To maximize their profits, smugglers pack masses of migrants into cheap, barely seaworthy boats. In last week's tragedy, the 900 migrants were crammed into a 66-foot wooden fishing boat. When too many passengers lean on one side of those ramshackle vessels, they capsize. Even worse, hundreds of poorer African migrants are often locked into the boat's teeming hold for crowd control. So if the ship goes down, they have no choice but to go down with it. Sometimes, smugglers put migrants on a boat with no captain, hand them a compass, and tell them to find their own way to Europe. Rescue boats save some of these lost vessels, but many wind up sinking or capsizing. The death toll has grown astronomically since the demise of Operation Mare Nostrum last November.

What's that?

Mare Nostrum (or Our Sea) was an Italian naval rescue operation, launched after 300 people drowned off the Italian island of Lampedusa in October 2013. At a monthly cost of $9.7 million, Italian rescue boats trawled the Mediterranean looking for migrants in distress — ultimately saving and bringing back to Italy more than 140,000 refugees in a single year. But the operation fell victim to political opposition: Italian lawmakers claimed migrants were using the rescue boats as a taxi service, and called on the EU to help fund the costly program. Instead, European leaders axed the operation altogether.

Why did Europe back out?

Britain was one of many countries that claimed Mare Nostrum was creating an "unintended ‘pull factor'" for migrants: If they knew there was a good chance they'd be rescued, they were more likely to risk the journey. The EU instead embraced a new "Fortress Europe" approach, tightening the borders and launching the limited Triton program, which only searches the waters within 30 miles of Italy's coastline. But Triton has done nothing to drive down migrant numbers, which remain as high as in 2014, when about 26,000 refugees crossed over in the first four months of the year. The only thing that's changed is the number of deaths, which has multiplied 30 times. By April 21 in 2014, 56 people had died. This year by that date, 1,727 had. "When Operation Mare Nostrum was cut, we said it would be a death sentence," says Save the Children's Gemma Parkin, "and it has been just that."

What's the solution?

Facing an international outcry after last week's disaster, EU leaders cobbled together a "10-point plan" that triples Triton funding and pledges to destroy smugglers' boats in Libya. But many migrant advocates argue the plan doesn't go far enough. Some European lawmakers are for adopting Australia's controversial approach (see below). Human rights experts argue that the crisis will exist as long as Middle Eastern and African countries remain in chaos. Instead of treating these migrants like criminals, they say, Europe should provide safe migration routes. But European nations say they are already struggling to absorb the hundreds of thousands of migrants who have already landed on the Continent's shores. "We're swamped," says Italy's minister for European affairs. "There's not even enough space in Sicily's cemeteries to bury the dead."

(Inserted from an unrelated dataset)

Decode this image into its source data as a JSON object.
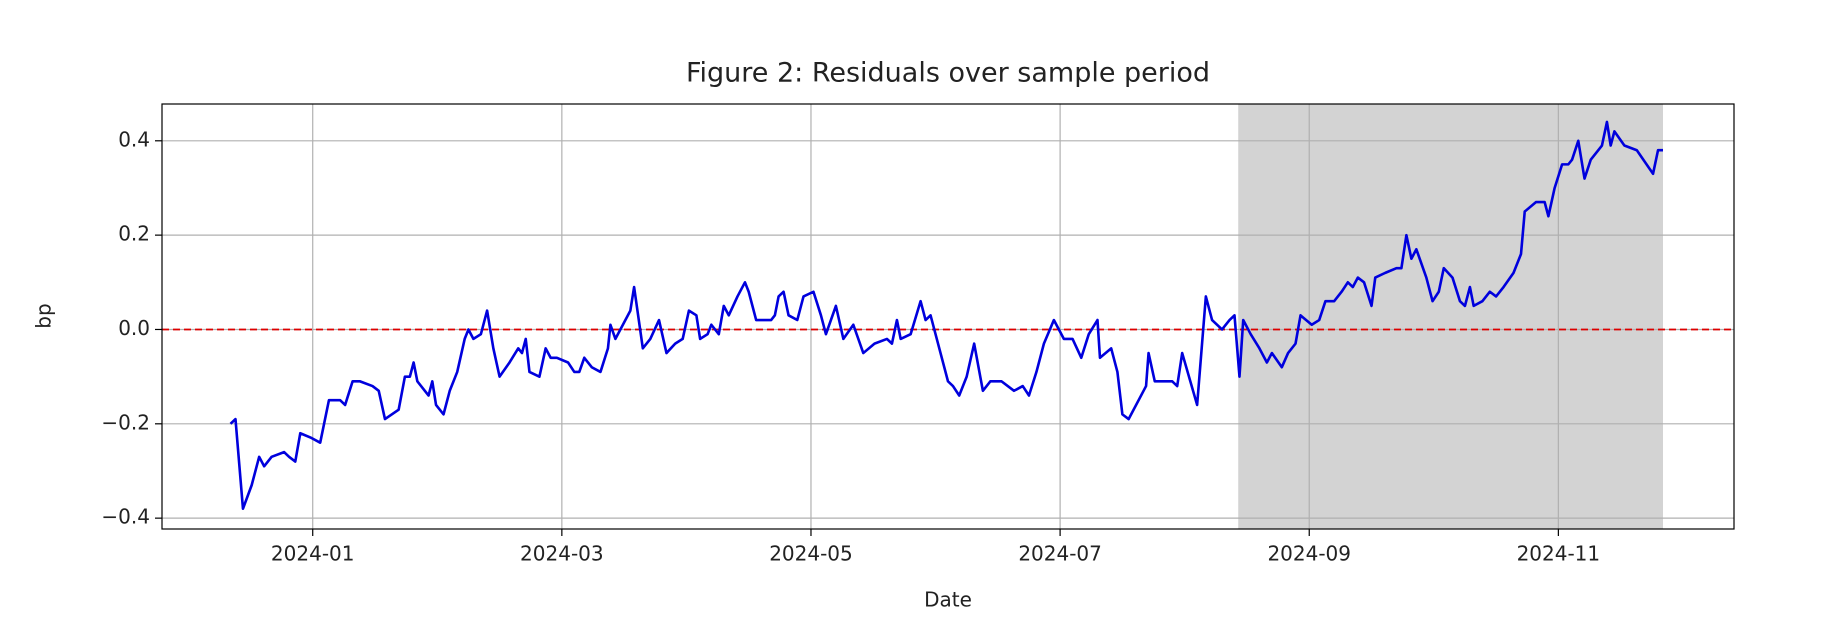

Australia's closed-door policy

When a wave of Iraqi and Afghan migrants set sail for Australia five years ago, lawmakers Down Under responded by adopting one of the world's harshest border policies. There would be absolutely no resettlement of migrants, the Australian government announced. Instead, the migrants would be towed back to the Indonesian ports they'd set off from, or imprisoned in detention centers in remote Papua New Guinea before being shipped to destinations such as Cambodia. On the surface, the policy has worked: Since 2013, only 16 migrant boats have attempted the journey to Australia. But migrant advocates argue Australia hasn't "stopped the boats" at all. "What Australia has done is just displace the issue away from the shores of Australia" and toward the Mediterranean, says Paul Power of the Refugee Council of Australia. "They have almost without doubt made the situation worse for people who have tried to find safety in Europe."